EHR data for patients seen at a healthcare system in the 7-county Minneapolis/St Paul area and linked census tract data were used. Census tract SES measures used were: median value of owner occupied housing units (wealth), percentage of residents >25 years with ≥ Bachelor’s degree (education), and median household income (income). A patient was considered to be living in low and high SES tracts if they belong to the first and fourth quartile of each SES measures, respectively. CKD quality of care indicators used were: prescription for ACEi/ARB in patients with moderate to severe CKD or mild CKD+UACR >300 mg/day; UACR measurement; and CKD identified on the problem list or coded for at an encounter among patients with CKD (eGFR<60 ml/min/1.73 m2). We used a multilevel Poisson regression with robust error variance with a random intercept at the census tract level to estimate the association between each quality of CKD care measure and neighborhood SES.

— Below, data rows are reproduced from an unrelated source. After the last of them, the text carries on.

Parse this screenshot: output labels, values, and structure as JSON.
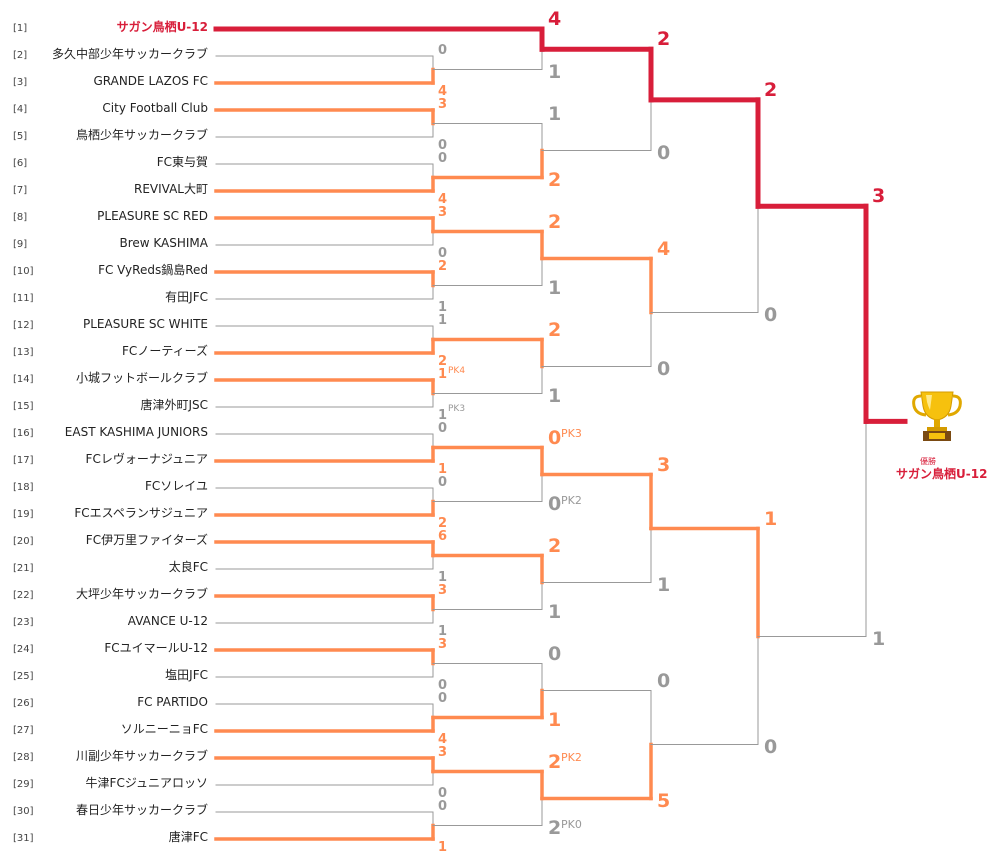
{
  "colors": {
    "loser_line": "#999999",
    "winner_line": "#ff8a50",
    "champion_line": "#d81e3a"
  },
  "teams": [
    {
      "seed": "[1]",
      "name": "サガン鳥栖U-12"
    },
    {
      "seed": "[2]",
      "name": "多久中部少年サッカークラブ"
    },
    {
      "seed": "[3]",
      "name": "GRANDE LAZOS FC"
    },
    {
      "seed": "[4]",
      "name": "City Football Club"
    },
    {
      "seed": "[5]",
      "name": "鳥栖少年サッカークラブ"
    },
    {
      "seed": "[6]",
      "name": "FC東与賀"
    },
    {
      "seed": "[7]",
      "name": "REVIVAL大町"
    },
    {
      "seed": "[8]",
      "name": "PLEASURE SC RED"
    },
    {
      "seed": "[9]",
      "name": "Brew KASHIMA"
    },
    {
      "seed": "[10]",
      "name": "FC VyReds鍋島Red"
    },
    {
      "seed": "[11]",
      "name": "有田JFC"
    },
    {
      "seed": "[12]",
      "name": "PLEASURE SC WHITE"
    },
    {
      "seed": "[13]",
      "name": "FCノーティーズ"
    },
    {
      "seed": "[14]",
      "name": "小城フットボールクラブ"
    },
    {
      "seed": "[15]",
      "name": "唐津外町JSC"
    },
    {
      "seed": "[16]",
      "name": "EAST KASHIMA JUNIORS"
    },
    {
      "seed": "[17]",
      "name": "FCレヴォーナジュニア"
    },
    {
      "seed": "[18]",
      "name": "FCソレイユ"
    },
    {
      "seed": "[19]",
      "name": "FCエスペランサジュニア"
    },
    {
      "seed": "[20]",
      "name": "FC伊万里ファイターズ"
    },
    {
      "seed": "[21]",
      "name": "太良FC"
    },
    {
      "seed": "[22]",
      "name": "大坪少年サッカークラブ"
    },
    {
      "seed": "[23]",
      "name": "AVANCE U-12"
    },
    {
      "seed": "[24]",
      "name": "FCユイマールU-12"
    },
    {
      "seed": "[25]",
      "name": "塩田JFC"
    },
    {
      "seed": "[26]",
      "name": "FC PARTIDO"
    },
    {
      "seed": "[27]",
      "name": "ソルニーニョFC"
    },
    {
      "seed": "[28]",
      "name": "川副少年サッカークラブ"
    },
    {
      "seed": "[29]",
      "name": "牛津FCジュニアロッソ"
    },
    {
      "seed": "[30]",
      "name": "春日少年サッカークラブ"
    },
    {
      "seed": "[31]",
      "name": "唐津FC"
    }
  ],
  "round1": [
    {
      "top_team": "[2]",
      "bottom_team": "[3]",
      "top_score": "0",
      "bottom_score": "4",
      "winner": "bottom"
    },
    {
      "top_team": "[4]",
      "bottom_team": "[5]",
      "top_score": "3",
      "bottom_score": "0",
      "winner": "top"
    },
    {
      "top_team": "[6]",
      "bottom_team": "[7]",
      "top_score": "0",
      "bottom_score": "4",
      "winner": "bottom"
    },
    {
      "top_team": "[8]",
      "bottom_team": "[9]",
      "top_score": "3",
      "bottom_score": "0",
      "winner": "top"
    },
    {
      "top_team": "[10]",
      "bottom_team": "[11]",
      "top_score": "2",
      "bottom_score": "1",
      "winner": "top"
    },
    {
      "top_team": "[12]",
      "bottom_team": "[13]",
      "top_score": "1",
      "bottom_score": "2",
      "winner": "bottom"
    },
    {
      "top_team": "[14]",
      "bottom_team": "[15]",
      "top_score": "1",
      "bottom_score": "1",
      "top_pk": "PK4",
      "bottom_pk": "PK3",
      "winner": "top"
    },
    {
      "top_team": "[16]",
      "bottom_team": "[17]",
      "top_score": "0",
      "bottom_score": "1",
      "winner": "bottom"
    },
    {
      "top_team": "[18]",
      "bottom_team": "[19]",
      "top_score": "0",
      "bottom_score": "2",
      "winner": "bottom"
    },
    {
      "top_team": "[20]",
      "bottom_team": "[21]",
      "top_score": "6",
      "bottom_score": "1",
      "winner": "top"
    },
    {
      "top_team": "[22]",
      "bottom_team": "[23]",
      "top_score": "3",
      "bottom_score": "1",
      "winner": "top"
    },
    {
      "top_team": "[24]",
      "bottom_team": "[25]",
      "top_score": "3",
      "bottom_score": "0",
      "winner": "top"
    },
    {
      "top_team": "[26]",
      "bottom_team": "[27]",
      "top_score": "0",
      "bottom_score": "4",
      "winner": "bottom"
    },
    {
      "top_team": "[28]",
      "bottom_team": "[29]",
      "top_score": "3",
      "bottom_score": "0",
      "winner": "top"
    },
    {
      "top_team": "[30]",
      "bottom_team": "[31]",
      "top_score": "0",
      "bottom_score": "1",
      "winner": "bottom"
    }
  ],
  "round2": [
    {
      "top_score": "4",
      "bottom_score": "1",
      "winner": "top"
    },
    {
      "top_score": "1",
      "bottom_score": "2",
      "winner": "bottom"
    },
    {
      "top_score": "2",
      "bottom_score": "1",
      "winner": "top"
    },
    {
      "top_score": "2",
      "bottom_score": "1",
      "winner": "top"
    },
    {
      "top_score": "0",
      "bottom_score": "0",
      "top_pk": "PK3",
      "bottom_pk": "PK2",
      "winner": "top"
    },
    {
      "top_score": "2",
      "bottom_score": "1",
      "winner": "top"
    },
    {
      "top_score": "0",
      "bottom_score": "1",
      "winner": "bottom"
    },
    {
      "top_score": "2",
      "bottom_score": "2",
      "top_pk": "PK2",
      "bottom_pk": "PK0",
      "winner": "top"
    }
  ],
  "round3": [
    {
      "top_score": "2",
      "bottom_score": "0",
      "winner": "top"
    },
    {
      "top_score": "4",
      "bottom_score": "0",
      "winner": "top"
    },
    {
      "top_score": "3",
      "bottom_score": "1",
      "winner": "top"
    },
    {
      "top_score": "0",
      "bottom_score": "5",
      "winner": "bottom"
    }
  ],
  "round4": [
    {
      "top_score": "2",
      "bottom_score": "0",
      "winner": "top"
    },
    {
      "top_score": "1",
      "bottom_score": "0",
      "winner": "top"
    }
  ],
  "final": {
    "top_score": "3",
    "bottom_score": "1",
    "winner": "top"
  },
  "champion": {
    "caption": "優勝",
    "name": "サガン鳥栖U-12",
    "icon": "trophy-icon"
  }
}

Of the 16,776 patients who should be on ACEi/ARB, 65% were prescribed these medications. In patients with CKD (n=25,097), UACR was measured in 27% of patients and only 55% of patients with CKD had CKD identified in their EHRs. Belonging to low neighborhood SES compared to high neighborhood SES was not associated with ACEi/ARB prescription compliance after adjusting for demographics and clinical characteristics (prevalence ratio (PR): wealth-0.96[0.91,1.03], education-1.01[0.97,1.05], income-0.97[0.94,1.02]). Neighborhood SES was not associated with UACR measurement after adjustment (PR: wealth-1.01[0.91,1.12], education-1.07[0.98,1.17], income-0.96[0.87,1.06]). Similarly, neighborhood SES was not associated with CKD identification in the EHR after adjustment (PR: wealth-1.02[0.98,1.06], education-1.03[0.98,1.07], income-1.01[0.97,1.06]).


Neighborhood SES is not associated with quality of CKD care received. However, adherence to CKD guidelines is low, indicating an opportunity to improve care for all patients, regardless of SES.